As part of the company’s strategy going forward, Cerved now plans to expand its business outside of its core Italian market. “I am excited to work with CVC in the next phase of the development of Cerved,” said Gianandrea De Bernardis, Cerved’s chief executive. “Our plan is to continue pursuing the growth of the business both organically and through acquisitions consistently with what we have done in the past few years. This is in line with our strategy of improving quality of services and of innovating our offer to always better serve our customers in this mission critical area.”
Bain Capital and Clessidra are expected to earn around 2.7 times their initial investment from the sale. Luca Bassi, managing director at Bain, said “we are delighted to have supported Gianandrea De Bernardis and his management team in the carve-out of Cerved from a group of Italian banks, its integration with Lince and Honyvem and the creation of the leading Italian business information provider.”

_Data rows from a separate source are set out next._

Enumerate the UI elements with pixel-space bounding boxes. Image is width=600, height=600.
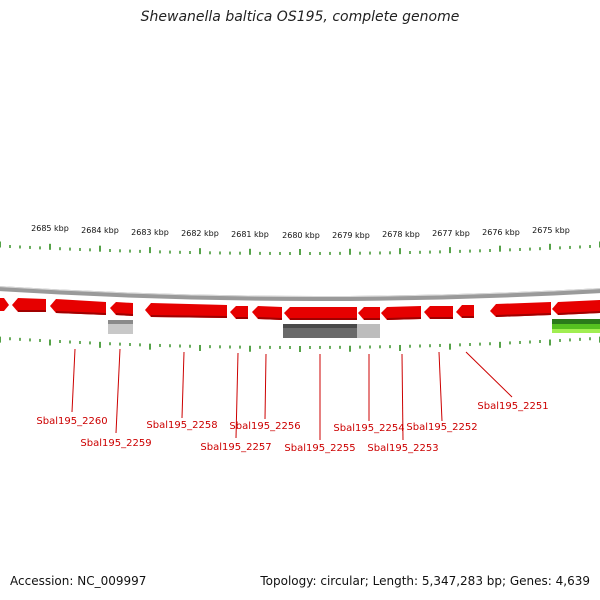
scale-label-2685: 2685 kbp [31,224,69,233]
gene-arrow [552,300,600,315]
gene-label-sbal195-2251: Sbal195_2251 [477,401,548,412]
top-scale-ticks [0,241,600,255]
gene-arrow-sbal195-2252b [456,305,474,318]
scale-label-2678: 2678 kbp [382,230,420,239]
backbone-arc [0,286,600,302]
gene-label-sbal195-2253: Sbal195_2253 [367,443,438,454]
leader-sbal195-2253 [401,353,404,441]
genome-title: Shewanella baltica OS195, complete genom… [140,9,460,25]
gene-label-sbal195-2260: Sbal195_2260 [36,416,107,427]
gene-track [0,298,600,320]
gene-label-sbal195-2254: Sbal195_2254 [333,423,404,434]
gene-arrow-sbal195-2258 [145,303,227,318]
leader-sbal195-2256 [264,353,267,420]
scale-label-2677: 2677 kbp [432,229,470,238]
gene-labels: Sbal195_2260 Sbal195_2259 Sbal195_2258 S… [36,401,548,454]
scale-label-2675: 2675 kbp [532,226,570,235]
green-feature [552,324,600,329]
scale-label-2681: 2681 kbp [231,230,269,239]
gene-arrow-sbal195-2255 [284,307,357,320]
genome-summary-text: Topology: circular; Length: 5,347,283 bp… [260,574,590,588]
backbone-highlight [0,286,600,298]
gene-arrow-sbal195-2256 [252,306,282,320]
gene-arrow-sbal195-2259-region [50,299,106,315]
scale-label-2679: 2679 kbp [332,231,370,240]
scale-label-2684: 2684 kbp [81,226,119,235]
gene-label-sbal195-2257: Sbal195_2257 [200,442,271,453]
leader-sbal195-2260 [71,348,76,413]
green-feature-light [552,329,600,333]
gene-arrow [0,298,9,311]
gene-arrow-sbal195-2259 [110,302,133,316]
gene-label-sbal195-2256: Sbal195_2256 [229,421,300,432]
scale-label-2682: 2682 kbp [181,229,219,238]
gene-label-sbal195-2258: Sbal195_2258 [146,420,217,431]
gene-arrow-sbal195-2252 [424,306,453,319]
gene-arrow-sbal195-2251 [490,302,551,317]
dark-gray-feature-top [283,324,357,328]
green-feature-dark [552,319,600,324]
scale-label-2683: 2683 kbp [131,228,169,237]
leader-sbal195-2259 [115,348,121,434]
gene-shading [18,310,600,320]
gene-label-sbal195-2259: Sbal195_2259 [80,438,151,449]
leader-sbal195-2258 [181,351,185,419]
scale-label-2676: 2676 kbp [482,228,520,237]
gene-label-sbal195-2255: Sbal195_2255 [284,443,355,454]
scale-labels: 2685 kbp 2684 kbp 2683 kbp 2682 kbp 2681… [31,224,570,240]
accession-text: Accession: NC_009997 [10,574,147,588]
light-gray-feature [357,324,380,338]
gray-feature-small-top [108,320,133,324]
scale-label-2680: 2680 kbp [282,231,320,240]
gene-arrow-sbal195-2254 [358,307,380,320]
label-leaders [71,348,513,441]
gene-arrow-sbal195-2253 [381,306,421,320]
gene-label-sbal195-2252: Sbal195_2252 [406,422,477,433]
gene-arrow-sbal195-2260 [12,298,46,312]
leader-sbal195-2251 [465,351,513,398]
leader-sbal195-2252 [438,351,443,422]
gene-arrow-sbal195-2257 [230,306,248,319]
bottom-scale-ticks [0,336,600,352]
leader-sbal195-2257 [235,352,239,439]
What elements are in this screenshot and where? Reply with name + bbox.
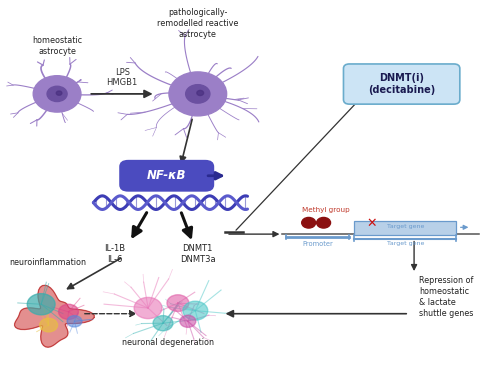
Text: ✕: ✕ [366, 217, 377, 230]
Circle shape [134, 298, 162, 319]
Circle shape [47, 86, 67, 102]
FancyBboxPatch shape [119, 160, 214, 192]
Text: neuroinflammation: neuroinflammation [9, 258, 86, 267]
Circle shape [197, 90, 203, 96]
Text: NF-κB: NF-κB [147, 169, 186, 182]
Circle shape [169, 72, 226, 116]
Text: Target gene: Target gene [386, 224, 424, 230]
Text: homeostatic
astrocyte: homeostatic astrocyte [32, 36, 82, 56]
Text: LPS
HMGB1: LPS HMGB1 [106, 68, 138, 87]
Bar [354, 221, 456, 235]
Circle shape [56, 91, 62, 95]
Text: Methyl group: Methyl group [302, 207, 350, 212]
Circle shape [180, 315, 196, 328]
Circle shape [153, 315, 173, 331]
Circle shape [167, 295, 189, 312]
Text: DNMT(i)
(decitabine): DNMT(i) (decitabine) [368, 73, 436, 95]
Text: neuronal degeneration: neuronal degeneration [122, 338, 214, 347]
Circle shape [40, 318, 58, 332]
Circle shape [183, 301, 208, 320]
Text: IL-1B
IL-6: IL-1B IL-6 [104, 244, 126, 264]
FancyBboxPatch shape [344, 64, 460, 104]
Circle shape [33, 76, 81, 112]
Text: Repression of
homeostatic
& lactate
shuttle genes: Repression of homeostatic & lactate shut… [419, 276, 474, 318]
Text: Promoter: Promoter [302, 241, 333, 247]
Circle shape [27, 294, 55, 315]
Text: DNMT1
DNMT3a: DNMT1 DNMT3a [180, 244, 216, 264]
Circle shape [67, 315, 82, 327]
Circle shape [316, 217, 330, 228]
Polygon shape [14, 285, 94, 347]
Text: Target gene: Target gene [386, 241, 424, 246]
Circle shape [302, 217, 316, 228]
Circle shape [58, 304, 78, 319]
Text: pathologically-
remodelled reactive
astrocyte: pathologically- remodelled reactive astr… [157, 8, 238, 39]
Circle shape [186, 85, 210, 103]
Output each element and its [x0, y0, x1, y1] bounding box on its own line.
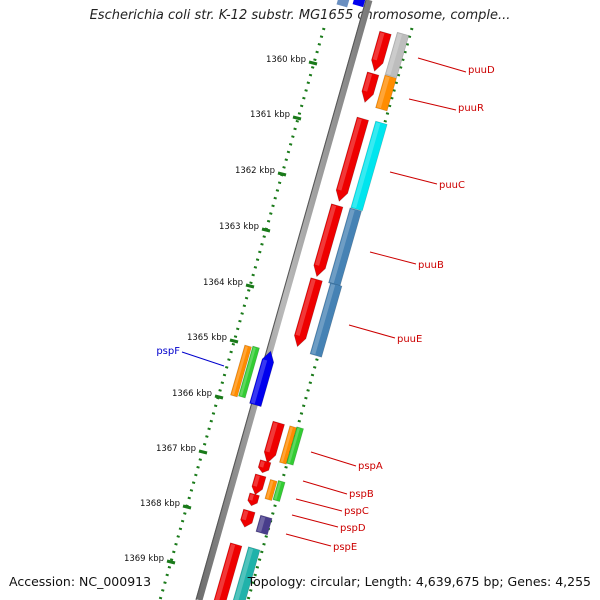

CVC is investing around €350m to finance the deal, as well as using approximately €780m of debt. Additional funding for the deal will be provided by Credit Suisse, Deutsche Bank and HSBC. Giampiero Mazza, head of CVC in Italy, stated “Cerved is a high quality business that has demonstrated the ability to grow through a most challenging economic environment. Under Bain Capital and Clessidra, Gianandrea and his team did a fantastic job in transitioning the company from a bank-owned captive provider of credit information into an independent leader across the banking and corporate markets. We look forward to support the next phase of Cerved’s growth into adjacent markets as well as internationally”.
CVC was advised on the deal by Deutsche Bank, Lazard, Eidos Partners, Chiomenti, Kirkland & Ellis, Bain and Co, Ernst & Young and Facchini Rossi Scarioni. Bain Capital and Clessidra were advised by HSBC, Banca Intesa, Gattai Minoli & Partners, Kirkland & Ellis, PwC, McKinsey & Co, Capital Market Initiatives, Pirola Pennuto, Zei & Associati and Vitali Romagnoli Piccardi e Associati.